In Sam Fisher’s first next generation adventure, the splinter cell has a tragedy befall him. Shortly thereafter, Sam’s life collapses around him. He becomes more distant from Third Echelon. In fact, he even goes so far as to get himself arrested.
But it’s all part of the plan. Sam Fisher is now a double agent, working for both the NSA and a terrorist organization known as the JBA, or John Brown’s Army. Sam is for the most part a good guy still. But will that remain? Will Sam do good for the NSA and bring the organization to justice, or will the lure of the terrorist group overpower and overcome Sam?
The choices you make affect that outcome. Moral questions will pop up in various places throughout the game. Do you shoot a prisoner to earn trust with the JBA, or do you hold off, keeping the NSA on your side? Whatever outcome you decide on, your trust with one will go down and the other will go up. This trust system is a new addition to Double Agent.
As you work your way through ten missions, your best friends are shadow and silence. You can go in guns blazing, but you won’t get far. As a master spy, Sam will have to sneak around crates and walls, hide under vehicles and tables, sneak through highly guarded areas, and bypass electronic, fingerprint, voiceprint and retinal locked doors. You must interrogate or hack for keycodes and combinations, and you have the choice of knocking an enemy unconscious or killing them. When hanging by a rail, you can let an enemy guard walk by, or reach up, grab him and throw him to his death. Your best weapon is your mouth. Lure an enemy to your location by whistling, then sneak around him as he abandons his patrol to find the source of the noise. Your configurable weapon is really a backup.
Sam will go on many missions as a double agent. You’ll be visiting the JBA headquarters in New York City, you’ll travel to the Congo to rescue a soldier, you’ll board a cruise ship in Cozumel wearing shorts in broad daylight with minimal cover, forcing you to change your stealth patterns. You’ll wind up in the middle of a wartorn city, in the middle of a battle between guerrillas and the military, both of which want you dead. Your missions are varied, and all can be completed without firing a single bullet.
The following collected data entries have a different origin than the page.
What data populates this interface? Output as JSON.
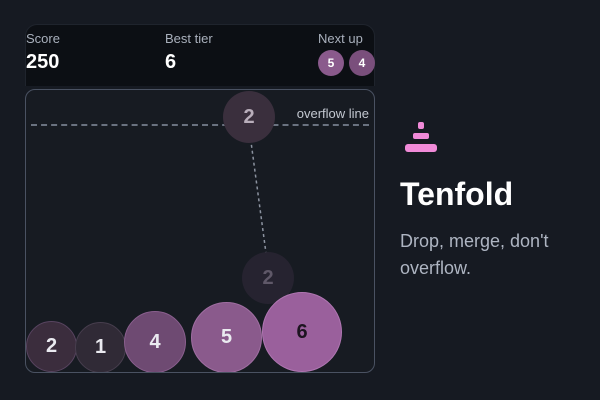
{
  "hud": {
    "score_label": "Score",
    "score_value": "250",
    "best_label": "Best tier",
    "best_value": "6",
    "next_label": "Next up",
    "next_queue": [
      "5",
      "4"
    ]
  },
  "board": {
    "overflow_label": "overflow line",
    "aim_ball": "2",
    "ghost_ball": "2",
    "balls": [
      "2",
      "1",
      "4",
      "5",
      "6"
    ]
  },
  "sidebar": {
    "title": "Tenfold",
    "subtitle": "Drop, merge, don't overflow."
  },
  "colors": {
    "background": "#161a22",
    "accent_pink": "#f08ad8",
    "ball_low": "#3a2d3c",
    "ball_mid": "#7a4f7c",
    "ball_high": "#9a609c"
  }
}
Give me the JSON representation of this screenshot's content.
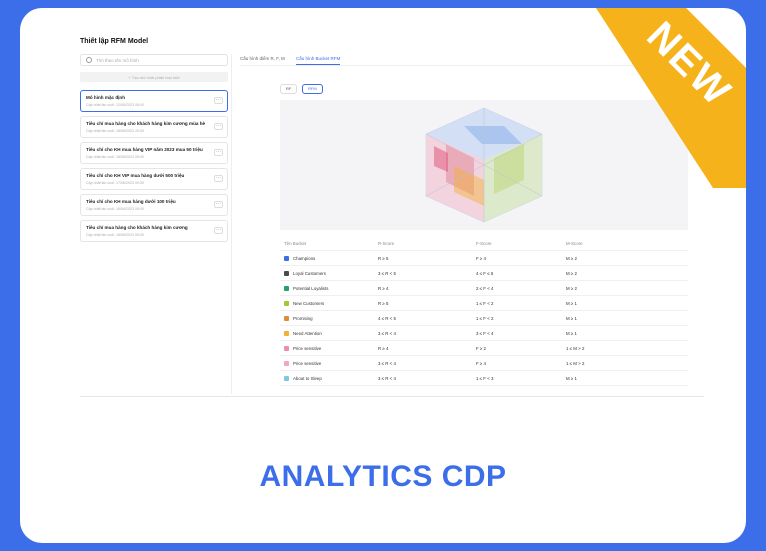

Multiplayer is similar to the past Splinter Cell games. You take on the role of either a spy or a mercenary; spies are played from the standard, third-person perspective, while mercs are played from the first-person perspective. Spies are tasked with stealing sensitive documents; mercs are tasked with killing the spies and protecting the documents. Each side has its own unique weapons and items. Spies do not have conventional weaponry, meaning nothing that can kill a merc, but they have several gadgets and devices to help them. Mercs are blessed with a high-powered rifle, grenades, and the ability to toggle various vision modes.
The PS3 version includes some additional content: a new female spy character (multiplayer), two new maps based on a new environment (multiplayer), a new set of co-op challenges and some refinements for the existing content.